Nicolau é um menino que nasceu no solstício de Capricórnio, o que significa que faz anos no mesmo dia do menino Jesus; com algumas diferenças relacionadas com a idade: um tem 2006 anos, o outro já tem sete, um nasceu num estábulo, o outro nasceu numa maternidade. Têm algumas coisas em comum: o estábulo em que nasceu Jesus era uma gruta, Nicolau nasceu numa cidade situada numa região montanhosa com muitas grutas, a mãe de Jesus chamava-se Virgem, quando nasceu Nicolau, a sua mãe veio à janela à meia-noite, já o menino dormia no berço, e viu a constelação de Virgem despontar no horizonte e foi a correr dizer-lho ao ouvido; um vive no coração de toda a gente (mesmo dos que não o sabem), o outro também vive num espaço assim: de todos e de ninguém, o não-espaço que é o campo de refugiados numa fronteira; um fez muitos milagres que poucos compreenderam, Nicolau também os faz, sobretudo à noite, quando todos dormem, mas também na escola improvisada para os meninos refugiados, quando as recordações dos acontecimentos difíceis que o arrancaram à sua família, à sua casa, ao seu país o assaltam, ele recorre aos milagres e transforma tudo. É nessas ocasiões que ele é visitado por uns seres que estão sempre a mudar de nome; parecem anjos, são todos muito parecidos, apenas mudam de roupa, não de modelo, que é sempre o mesmo, umas túnicas compridas umas vezes azuis, outras cor de pêssego, outras rosa chá, outras ainda douradas como os cabelos, que também podem ser negros como penas de corvos, ou ruivos como um sol sobre mar, e mudam também de penteado: ora os cabelos lhes caem sobre os ombros, ora são apanhados no alto da cabeça, ou enrolados em muitas tranças finíssimas, e ele até diria que são sempre o mesmo, com roupagens diferentes para despistar, se não fosse apresentarem-se sempre com um nome diferente: umas vezes chamam-se Sol, outras vezes Mithra, outras vezes Apolo, outras Osíris, ou ainda, Jesus. Todos eles dizem ter nascido no mesmo dia que Nicolau: o dia de Natal, têm isso em comum. Deve ser por isso que visitam Nicolau com assiduidade, principalmente quando se aproxima o Natal, mas em especial este Natal em que Nicolau faz oito anos e perdeu tudo: família, casa, país. Têm outra coisa em comum: deixam sempre um misterioso e confortável calor no ar, e um rasto de estrelas douradas pequeninas no espaço onde se desvaneceram.
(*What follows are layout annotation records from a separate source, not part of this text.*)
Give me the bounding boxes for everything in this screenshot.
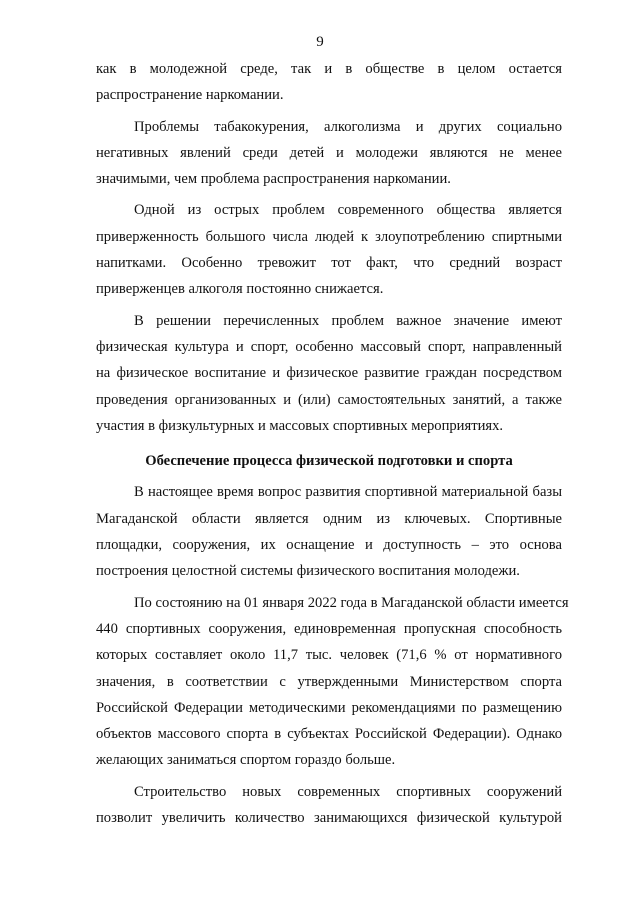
text-line: Российской Федерации методическими рекомендациями по размещению: [96, 699, 562, 716]
text-line: негативных явлений среди детей и молодежи являются не менее: [96, 144, 562, 161]
text-line: проведения организованных и (или) самостоятельных занятий, а также: [96, 391, 562, 408]
text-line: объектов массового спорта в субъектах Российской Федерации). Однако: [96, 726, 562, 743]
paragraph: [96, 590, 569, 774]
paragraph: [96, 479, 562, 584]
text-line: физическая культура и спорт, особенно массовый спорт, направленный: [96, 338, 562, 355]
text-line: приверженность большого числа людей к злоупотреблению спиртными: [96, 228, 562, 245]
text-line: напитками. Особенно тревожит тот факт, что средний возраст: [96, 255, 562, 272]
text-line: позволит увеличить количество занимающихся физической культурой: [96, 810, 562, 827]
text-line: распространение наркомании.: [96, 87, 284, 104]
text-line: значимыми, чем проблема распространения наркомании.: [96, 171, 451, 188]
page-number: 9: [316, 34, 324, 50]
text-line: приверженцев алкоголя постоянно снижается.: [96, 281, 384, 298]
text-line: значения, в соответствии с утвержденными Министерством спорта: [96, 673, 562, 690]
text-line: Одной из острых проблем современного общества является: [134, 202, 562, 219]
text-line: Строительство новых современных спортивных сооружений: [134, 783, 562, 800]
text-line: как в молодежной среде, так и в обществе в целом остается: [96, 61, 562, 77]
text-line: Проблемы табакокурения, алкоголизма и других социально: [134, 118, 562, 135]
text-line: участия в физкультурных и массовых спортивных мероприятиях.: [96, 417, 504, 434]
page-body: [96, 56, 569, 831]
text-line: построения целостной системы физического воспитания молодежи.: [96, 563, 520, 580]
text-line: В настоящее время вопрос развития спортивной материальной базы: [134, 484, 562, 501]
paragraph: [96, 779, 562, 832]
paragraph: [96, 56, 562, 109]
text-line: Магаданской области является одним из ключевых. Спортивные: [96, 510, 562, 527]
text-line: По состоянию на 01 января 2022 года в Магаданской области имеется: [134, 594, 569, 611]
text-line: которых составляет около 11,7 тыс. человек (71,6 % от нормативного: [96, 647, 562, 664]
text-line: желающих заниматься спортом гораздо больше.: [96, 752, 396, 769]
paragraph: [96, 308, 562, 439]
text-line: площадки, сооружения, их оснащение и доступность – это основа: [96, 537, 562, 554]
paragraph: [96, 114, 562, 193]
text-line: В решении перечисленных проблем важное значение имеют: [134, 312, 562, 329]
text-line: на физическое воспитание и физическое развитие граждан посредством: [96, 365, 562, 382]
paragraph: [96, 197, 562, 302]
text-line: 440 спортивных сооружения, единовременная пропускная способность: [96, 620, 562, 637]
section-heading: Обеспечение процесса физической подготовки и спорта: [145, 453, 513, 470]
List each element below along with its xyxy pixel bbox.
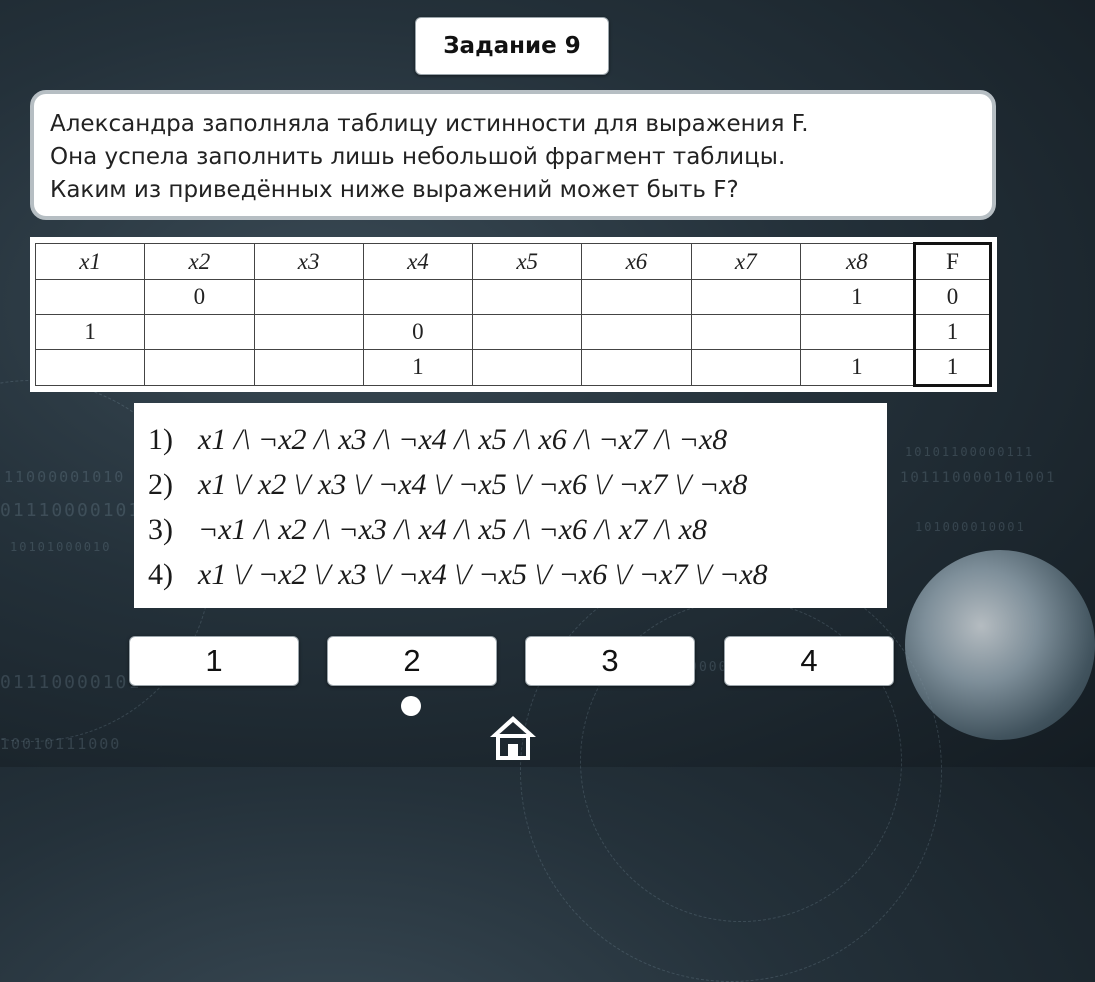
slide-indicator-dot — [401, 696, 421, 716]
table-cell — [363, 280, 472, 315]
answer-button-3[interactable]: 3 — [525, 636, 695, 686]
table-header-row — [36, 244, 991, 280]
table-header-cell: x6 — [582, 244, 691, 280]
question-text: Она успела заполнить лишь небольшой фрагмент таблицы. — [50, 144, 786, 170]
table-cell — [582, 314, 691, 349]
background-binary-text: 01011000001001 — [640, 660, 778, 675]
table-cell — [145, 349, 254, 385]
table-row — [36, 349, 991, 385]
table-cell-f: 1 — [914, 314, 990, 349]
answer-button-1[interactable]: 1 — [129, 636, 299, 686]
table-cell: 1 — [800, 349, 914, 385]
table-cell — [691, 280, 800, 315]
option-expression: x1 /\ ¬x2 /\ x3 /\ ¬x4 /\ x5 /\ x6 /\ ¬x7 /\ ¬x8 — [198, 423, 728, 456]
question-text: Каким из приведённых ниже выражений может быть F? — [50, 177, 739, 203]
table-cell: 1 — [36, 314, 145, 349]
background-binary-text: 101110000101001 — [900, 470, 1057, 486]
option-1 — [148, 417, 887, 462]
home-icon[interactable] — [487, 712, 539, 762]
table-header-cell-f: F — [914, 244, 990, 280]
table-header-cell: x8 — [800, 244, 914, 280]
table-cell — [473, 349, 582, 385]
answer-button-4[interactable]: 4 — [724, 636, 894, 686]
table-cell — [582, 349, 691, 385]
table-row — [36, 280, 991, 315]
truth-table — [35, 242, 992, 387]
table-cell — [691, 349, 800, 385]
option-2 — [148, 462, 887, 507]
table-cell — [36, 280, 145, 315]
background-binary-text: 11000001010 — [4, 468, 126, 486]
table-cell — [473, 314, 582, 349]
table-header-cell: x4 — [363, 244, 472, 280]
table-cell: 0 — [145, 280, 254, 315]
option-expression: x1 \/ x2 \/ x3 \/ ¬x4 \/ ¬x5 \/ ¬x6 \/ ¬x7 \/ ¬x8 — [198, 468, 748, 501]
table-cell — [800, 314, 914, 349]
table-cell — [36, 349, 145, 385]
table-header-cell: x5 — [473, 244, 582, 280]
background-binary-text: 10101100000111 — [905, 445, 1035, 459]
background-binary-text: 10101000010 — [10, 540, 112, 554]
option-4 — [148, 552, 887, 597]
background-binary-text: 01110000101 — [0, 500, 142, 521]
table-header-cell: x2 — [145, 244, 254, 280]
option-number: 1) — [148, 423, 173, 456]
table-cell-f: 0 — [914, 280, 990, 315]
table-cell: 1 — [363, 349, 472, 385]
table-cell — [254, 314, 363, 349]
table-cell — [691, 314, 800, 349]
table-cell — [145, 314, 254, 349]
table-header-cell: x1 — [36, 244, 145, 280]
task-title: Задание 9 — [415, 17, 609, 75]
background-arc — [520, 560, 942, 982]
question-text: Александра заполняла таблицу истинности для выражения F. — [50, 111, 809, 137]
option-expression: ¬x1 /\ x2 /\ ¬x3 /\ x4 /\ x5 /\ ¬x6 /\ x7 /\ x8 — [198, 513, 707, 546]
table-cell: 1 — [800, 280, 914, 315]
option-3 — [148, 507, 887, 552]
table-header-cell: x3 — [254, 244, 363, 280]
table-row — [36, 314, 991, 349]
background-binary-text: 101000010001 — [915, 520, 1026, 534]
table-cell-f: 1 — [914, 349, 990, 385]
option-number: 4) — [148, 558, 173, 591]
globe-image — [905, 550, 1095, 740]
table-cell — [254, 280, 363, 315]
table-cell — [473, 280, 582, 315]
option-expression: x1 \/ ¬x2 \/ x3 \/ ¬x4 \/ ¬x5 \/ ¬x6 \/ ¬x7 \/ ¬x8 — [198, 558, 768, 591]
question-panel — [30, 90, 996, 220]
table-cell — [254, 349, 363, 385]
table-header-cell: x7 — [691, 244, 800, 280]
table-cell — [582, 280, 691, 315]
answer-button-2[interactable]: 2 — [327, 636, 497, 686]
option-number: 3) — [148, 513, 173, 546]
table-cell: 0 — [363, 314, 472, 349]
option-number: 2) — [148, 468, 173, 501]
background-binary-text: 01110000101 — [0, 672, 142, 693]
background-binary-text: 10010111000 — [0, 735, 122, 753]
options-panel — [134, 403, 887, 608]
truth-table-panel — [30, 237, 997, 392]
Foi por essa altura que Nicolau começou, por todo o lado, com os lápis de cor que uma senhora vestida de branco que visitou o campo lhe ofereceu, a desenhar estrelas com asas a que dava os nomes dos seres visitantes. Isso intrigou os adultos, porque Mithra, Osíris, Apolo não são nomes comuns para uma criança da idade dele saber. Então, percebendo que não se pode fornecer toda a informação aos adultos (não estão preparados, é preciso ir devagar, com eles, para não os chocar…) Nicolau começou a chamar sol às suas estrelas e tirou-lhes as asas. As estrelas ficaram com um ar algo desasado, e passaram todas a ter o mesmo nome, mas os adultos ficaram um bocado mais descansados. Outros adultos com menos preocupações teriam continuado a achar estranho que o menino sobrevivente da guerra desenhasse tantos sóis, mas aqueles adultos do campo de refugiados tinham demasiadas preocupações com a alimentação e o aconchego e conforto dos meninos e dos adultos, e com as suas próprias dores e feridas recentes, para poderem dar-se ao luxo de perder tempo a observar pormenores.
Mas Nicolau tinha todo o tempo, e precisava de ocupar o pensamento com milagres que o ajudassem a esquecer o pesadelo da guerra. Lembrando-se do que a mãe lhe dissera no berço, começou a observar o céu com muita atenção.Com tanta atenção e constância e concentração o fez, que chamou a atenção de um adulto: o único que no campo tinha disponibilidade para observar crianças a observar o céu, porque ele próprio, desde que perdera as pernas durante uma explosão, se tornara um observador da terra e do céu. Observava o céu e observava o observador do céu em que se transformara Nicolau. Este não se sabia observado, mas apercebeu-se que havia um adulto, José, que tinha tempo para conversar com ele, a falta das pernas tornara-se um ganho em disponibilidade e tempo. Não se pode conversar nem observar muito quando se anda ocupado a correr de um lado para o outro como um louco. Como a maior parte dos adultos.
- O que estás a ver?
- Nicolau apontou com o dedo uma constelação que o intrigava, por causa das três estrelas no centro.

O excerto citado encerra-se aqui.